PHOTO PAUL LITHERLAND, FOURNIE PAR LA GALERIE ANTOINE ERTASKIRAN

Vue de l'installation When the paper..., de l'artiste français Renaud Auguste-Dormeuil et du néon de Mathieu Beauséjour, l'amour de l'inconnu, présentés à la galerie antoine ertaskiran jusqu'au 26 mars.

Autres expos

DONALD BROWNE: LAST CALL

Galeriste de la curiosité et du contenu, Donald Browne fermera sa galerie de l'édifice Belgo à la fin du mois. Pour marquer ses dix ans de célébration des arts visuels, il présente une dernière expo avec des oeuvres de «ses» artistes. Intitulée Conversation Piece, l'exposition se présente sous la forme d'un salon d'art qui favorise les discussions et les échanges auprès d'oeuvres de Sara A. Tremblay, Raymonde April, John Francis, Jérôme Havre, Jim Holyoak, Mark Igloliorte, Valérie Kolakis, Suzy Lake, Lynne Marsh ou encore Jérôme Ruby. Bonne chance Donald Browne!
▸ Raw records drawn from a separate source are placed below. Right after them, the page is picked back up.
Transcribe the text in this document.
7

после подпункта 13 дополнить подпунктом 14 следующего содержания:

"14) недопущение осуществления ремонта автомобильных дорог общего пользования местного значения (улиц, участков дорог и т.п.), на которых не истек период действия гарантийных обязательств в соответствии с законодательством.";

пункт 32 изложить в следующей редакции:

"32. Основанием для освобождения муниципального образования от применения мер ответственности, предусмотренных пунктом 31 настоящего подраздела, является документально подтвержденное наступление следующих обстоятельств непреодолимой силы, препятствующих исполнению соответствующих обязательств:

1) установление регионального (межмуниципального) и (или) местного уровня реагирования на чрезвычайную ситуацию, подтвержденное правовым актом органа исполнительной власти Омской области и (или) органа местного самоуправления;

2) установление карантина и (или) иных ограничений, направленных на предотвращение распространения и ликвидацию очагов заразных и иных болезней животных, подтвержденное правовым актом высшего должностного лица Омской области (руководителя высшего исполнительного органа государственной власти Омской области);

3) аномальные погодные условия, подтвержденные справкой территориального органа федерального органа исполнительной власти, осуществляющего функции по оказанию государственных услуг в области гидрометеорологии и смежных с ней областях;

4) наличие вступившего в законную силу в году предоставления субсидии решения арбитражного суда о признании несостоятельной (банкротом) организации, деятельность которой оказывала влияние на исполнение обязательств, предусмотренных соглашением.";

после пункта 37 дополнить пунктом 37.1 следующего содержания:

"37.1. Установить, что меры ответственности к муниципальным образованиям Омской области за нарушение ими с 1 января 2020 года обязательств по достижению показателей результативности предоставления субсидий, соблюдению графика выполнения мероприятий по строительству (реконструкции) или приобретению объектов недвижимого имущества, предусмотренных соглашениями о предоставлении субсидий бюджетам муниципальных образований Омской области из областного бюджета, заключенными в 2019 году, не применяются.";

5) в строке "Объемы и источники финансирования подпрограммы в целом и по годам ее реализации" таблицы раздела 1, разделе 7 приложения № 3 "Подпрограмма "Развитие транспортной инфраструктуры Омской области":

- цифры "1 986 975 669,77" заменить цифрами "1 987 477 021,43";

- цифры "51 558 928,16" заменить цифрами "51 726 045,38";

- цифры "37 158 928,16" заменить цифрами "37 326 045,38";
À la galerie Donald Browne (372, rue Sainte-Catherine Ouest, #528, Montréal), jusqu'au 31 mars.

JAMES KENNEDY

L'artiste montréalais James Kennedy présente les photographies sur acier et les sculptures d'acier découpé de ses séries Continents et Bridges à l'Alliance française de Toronto jusqu'au 2 avril. Il participera également au festival de photo Contact, dans la Ville Reine, les 8 et 9 mai. Et l'on peut également voir certaines de ses oeuvres - dont son Pont Jacques-Cartier - dans la télésérie radio-canadienne Ruptures, notamment dans le bureau d'Ariane Beaumont jouée par Mélissa Désormeaux-Poulin!

À l'Alliance française de Toronto (24, Spadina Road, Toronto), jusqu'au 2 avril.

KARINE GAGNÉ

Autodidacte douée, Karine Gagné photographie des paysages qu'elle transfère sur de l'aluminium brossé, avec une profondeur et une texture qui rappellent le 3D et le daguerréotype. Pour son exposition présentée jusqu'au 27 mars à la galerie Art Plus de Sutton, elle a privilégié des oeuvres selon un tour d'horloge précis, défini en parcourant une série de lieux visités, tels que le Québec, la Colombie ou le Costa Rica.

À la galerie Art Plus (8, rue Maple, Sutton), jusqu'au 27 mars.